The Café collective was organized under the guidance of Episcopal priest and neighborhood activist, William Teska, with donations from the community. It opened in 1970 and quickly became a cornerstone of the counterculture community, a "living room" for the neighborhood. The first full-service vegetarian restaurant in Minneapolis, the Café offered food on a "pay-as-you-can" basis.
The communal approach to running a business meant that finances were always a struggle. The Café engaged in additional businesses including a moving company, catering business and an auto repair shop. The Café also became a center for local music. There was an open stage every night and on weekends some of the best known local bands would play.
Café collective members were at the center of a struggle to preserve the neighborhood against urban development and institutional expansion. Cedar-Riverside Associates (CRA), a local developer, was intent on replacing older structures in the neighborhood in order to create high-density residential buildings promoted as a "New Town-In Town." Its vision clashed with many newcomers who enjoyed the older housing and cheap rents and wanted to preserve historical structures through rehabilitation, not razing and removal. From the late 1960s through the 1970s, these two groups were involved in a battle over which vision would succeed.
Café collective members hosted community meetings, supported tenants strikes and planned public protests at the Café. A Café collective member adapted the black cat anarchist symbol for the community movement. The cat and the slogan, "We Never Forget-We Never Sleep," were painted on neighborhood sidewalks and trashcans, and flyers and banners were distributed in the area.
Activists founded a number of community-oriented organizations like the Community Union, the People's Center, the West Bank Tenant's Union, the Project Action Committee (PAC), the West Bank grocery and the West Bank Community Development Corporation. A free school, two hardware Coops and a bicycle Coop were also created to support residents' needs. Various theater companies, art and music activities brought a thriving cultural community to the neighborhood.

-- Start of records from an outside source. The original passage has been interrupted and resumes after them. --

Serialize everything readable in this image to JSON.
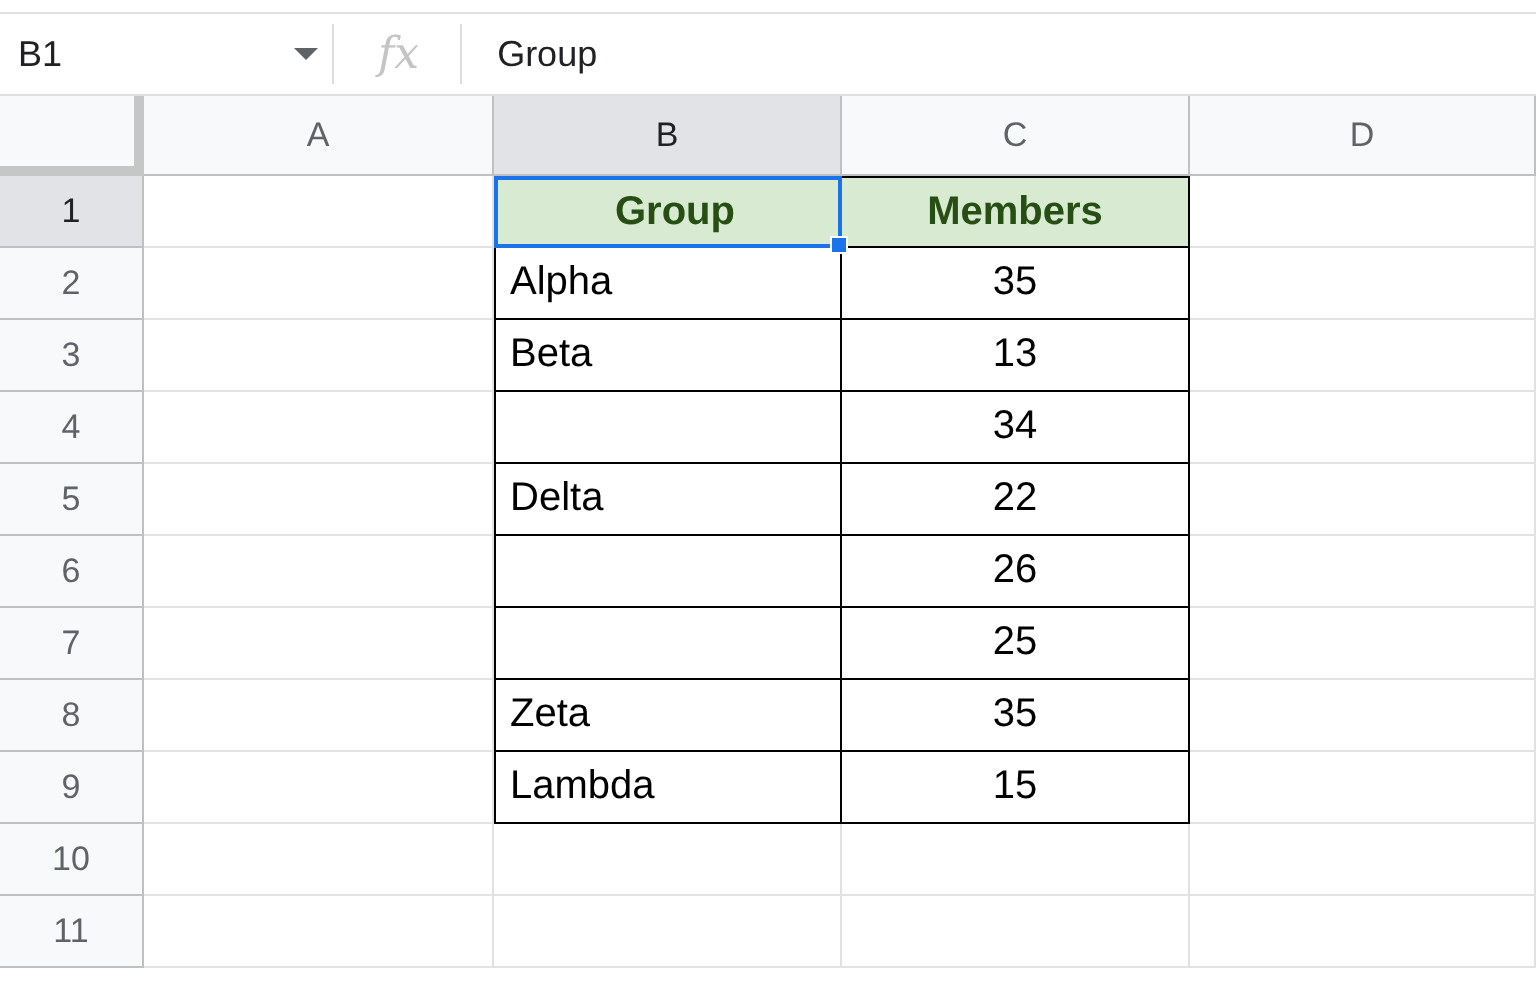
{
  "name_box": {
    "value": "B1"
  },
  "formula_bar": {
    "fx": "fx",
    "value": "Group"
  },
  "columns": [
    {
      "label": "A",
      "selected": false
    },
    {
      "label": "B",
      "selected": true
    },
    {
      "label": "C",
      "selected": false
    },
    {
      "label": "D",
      "selected": false
    }
  ],
  "rows": [
    {
      "label": "1",
      "selected": true,
      "kind": "header",
      "cells": [
        {
          "text": "Group",
          "active": true
        },
        {
          "text": "Members",
          "active": false
        }
      ]
    },
    {
      "label": "2",
      "selected": false,
      "kind": "data",
      "cells": [
        {
          "text": "Alpha",
          "active": false
        },
        {
          "text": "35",
          "active": false
        }
      ]
    },
    {
      "label": "3",
      "selected": false,
      "kind": "data",
      "cells": [
        {
          "text": "Beta",
          "active": false
        },
        {
          "text": "13",
          "active": false
        }
      ]
    },
    {
      "label": "4",
      "selected": false,
      "kind": "data",
      "cells": [
        {
          "active": false
        },
        {
          "text": "34",
          "active": false
        }
      ]
    },
    {
      "label": "5",
      "selected": false,
      "kind": "data",
      "cells": [
        {
          "text": "Delta",
          "active": false
        },
        {
          "text": "22",
          "active": false
        }
      ]
    },
    {
      "label": "6",
      "selected": false,
      "kind": "data",
      "cells": [
        {
          "active": false
        },
        {
          "text": "26",
          "active": false
        }
      ]
    },
    {
      "label": "7",
      "selected": false,
      "kind": "data",
      "cells": [
        {
          "active": false
        },
        {
          "text": "25",
          "active": false
        }
      ]
    },
    {
      "label": "8",
      "selected": false,
      "kind": "data",
      "cells": [
        {
          "text": "Zeta",
          "active": false
        },
        {
          "text": "35",
          "active": false
        }
      ]
    },
    {
      "label": "9",
      "selected": false,
      "kind": "data",
      "cells": [
        {
          "text": "Lambda",
          "active": false
        },
        {
          "text": "15",
          "active": false
        }
      ]
    },
    {
      "label": "10",
      "selected": false,
      "kind": "empty"
    },
    {
      "label": "11",
      "selected": false,
      "kind": "empty"
    }
  ]
}
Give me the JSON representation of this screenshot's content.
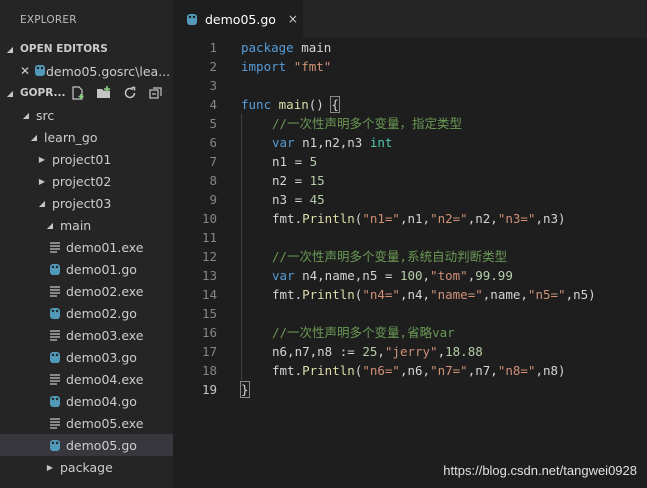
{
  "sidebar": {
    "title": "EXPLORER",
    "open_editors_label": "OPEN EDITORS",
    "open_editor": {
      "name": "demo05.go",
      "path": "src\\lea..."
    },
    "project_label": "GOPR...",
    "tree": [
      {
        "label": "src",
        "kind": "folder-open",
        "depth": 0
      },
      {
        "label": "learn_go",
        "kind": "folder-open",
        "depth": 1
      },
      {
        "label": "project01",
        "kind": "folder-closed",
        "depth": 2
      },
      {
        "label": "project02",
        "kind": "folder-closed",
        "depth": 2
      },
      {
        "label": "project03",
        "kind": "folder-open",
        "depth": 2
      },
      {
        "label": "main",
        "kind": "folder-open",
        "depth": 3
      },
      {
        "label": "demo01.exe",
        "kind": "exe",
        "depth": 4
      },
      {
        "label": "demo01.go",
        "kind": "go",
        "depth": 4
      },
      {
        "label": "demo02.exe",
        "kind": "exe",
        "depth": 4
      },
      {
        "label": "demo02.go",
        "kind": "go",
        "depth": 4
      },
      {
        "label": "demo03.exe",
        "kind": "exe",
        "depth": 4
      },
      {
        "label": "demo03.go",
        "kind": "go",
        "depth": 4
      },
      {
        "label": "demo04.exe",
        "kind": "exe",
        "depth": 4
      },
      {
        "label": "demo04.go",
        "kind": "go",
        "depth": 4
      },
      {
        "label": "demo05.exe",
        "kind": "exe",
        "depth": 4
      },
      {
        "label": "demo05.go",
        "kind": "go",
        "depth": 4,
        "selected": true
      },
      {
        "label": "package",
        "kind": "folder-closed",
        "depth": 3
      }
    ]
  },
  "tab": {
    "name": "demo05.go",
    "close": "×"
  },
  "editor": {
    "current_line": 19,
    "lines": [
      {
        "n": "1",
        "t": [
          [
            "kw",
            "package"
          ],
          [
            "p",
            " main"
          ]
        ]
      },
      {
        "n": "2",
        "t": [
          [
            "kw",
            "import"
          ],
          [
            "p",
            " "
          ],
          [
            "str",
            "\"fmt\""
          ]
        ]
      },
      {
        "n": "3",
        "t": []
      },
      {
        "n": "4",
        "t": [
          [
            "kw",
            "func"
          ],
          [
            "p",
            " "
          ],
          [
            "fn",
            "main"
          ],
          [
            "p",
            "() "
          ],
          [
            "br",
            "{"
          ]
        ]
      },
      {
        "n": "5",
        "i": 1,
        "t": [
          [
            "cm",
            "//一次性声明多个变量，指定类型"
          ]
        ]
      },
      {
        "n": "6",
        "i": 1,
        "t": [
          [
            "kw",
            "var"
          ],
          [
            "p",
            " n1,n2,n3 "
          ],
          [
            "ty",
            "int"
          ]
        ]
      },
      {
        "n": "7",
        "i": 1,
        "t": [
          [
            "p",
            "n1 = "
          ],
          [
            "num",
            "5"
          ]
        ]
      },
      {
        "n": "8",
        "i": 1,
        "t": [
          [
            "p",
            "n2 = "
          ],
          [
            "num",
            "15"
          ]
        ]
      },
      {
        "n": "9",
        "i": 1,
        "t": [
          [
            "p",
            "n3 = "
          ],
          [
            "num",
            "45"
          ]
        ]
      },
      {
        "n": "10",
        "i": 1,
        "t": [
          [
            "p",
            "fmt."
          ],
          [
            "fn",
            "Println"
          ],
          [
            "p",
            "("
          ],
          [
            "str",
            "\"n1=\""
          ],
          [
            "p",
            ",n1,"
          ],
          [
            "str",
            "\"n2=\""
          ],
          [
            "p",
            ",n2,"
          ],
          [
            "str",
            "\"n3=\""
          ],
          [
            "p",
            ",n3)"
          ]
        ]
      },
      {
        "n": "11",
        "i": 1,
        "t": []
      },
      {
        "n": "12",
        "i": 1,
        "t": [
          [
            "cm",
            "//一次性声明多个变量,系统自动判断类型"
          ]
        ]
      },
      {
        "n": "13",
        "i": 1,
        "t": [
          [
            "kw",
            "var"
          ],
          [
            "p",
            " n4,name,n5 = "
          ],
          [
            "num",
            "100"
          ],
          [
            "p",
            ","
          ],
          [
            "str",
            "\"tom\""
          ],
          [
            "p",
            ","
          ],
          [
            "num",
            "99.99"
          ]
        ]
      },
      {
        "n": "14",
        "i": 1,
        "t": [
          [
            "p",
            "fmt."
          ],
          [
            "fn",
            "Println"
          ],
          [
            "p",
            "("
          ],
          [
            "str",
            "\"n4=\""
          ],
          [
            "p",
            ",n4,"
          ],
          [
            "str",
            "\"name=\""
          ],
          [
            "p",
            ",name,"
          ],
          [
            "str",
            "\"n5=\""
          ],
          [
            "p",
            ",n5)"
          ]
        ]
      },
      {
        "n": "15",
        "i": 1,
        "t": []
      },
      {
        "n": "16",
        "i": 1,
        "t": [
          [
            "cm",
            "//一次性声明多个变量,省略var"
          ]
        ]
      },
      {
        "n": "17",
        "i": 1,
        "t": [
          [
            "p",
            "n6,n7,n8 := "
          ],
          [
            "num",
            "25"
          ],
          [
            "p",
            ","
          ],
          [
            "str",
            "\"jerry\""
          ],
          [
            "p",
            ","
          ],
          [
            "num",
            "18.88"
          ]
        ]
      },
      {
        "n": "18",
        "i": 1,
        "t": [
          [
            "p",
            "fmt."
          ],
          [
            "fn",
            "Println"
          ],
          [
            "p",
            "("
          ],
          [
            "str",
            "\"n6=\""
          ],
          [
            "p",
            ",n6,"
          ],
          [
            "str",
            "\"n7=\""
          ],
          [
            "p",
            ",n7,"
          ],
          [
            "str",
            "\"n8=\""
          ],
          [
            "p",
            ",n8)"
          ]
        ]
      },
      {
        "n": "19",
        "t": [
          [
            "br",
            "}"
          ]
        ]
      }
    ]
  },
  "watermark": "https://blog.csdn.net/tangwei0928",
  "colors": {
    "go_icon": "#519aba",
    "folder_accent": "#c5c5c5"
  }
}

By the end of the 1970s, community activists, through the courts and with public support, had won the war against CRA. In the 1980s they initiated several rehabilitation projects to preserve remaining residential and commercial buildings. By the mid-1990s, however, many neighborhood activists had moved out. In 1997 the New Riverside Café closed due to financial problems. Since then several restaurants have filled the space. Acadia Café, which opened in 2007, is the current occupant. It continues to serve students, scholars and residents and proudly features local craft beers. Its slogan is "No Crap on Tap."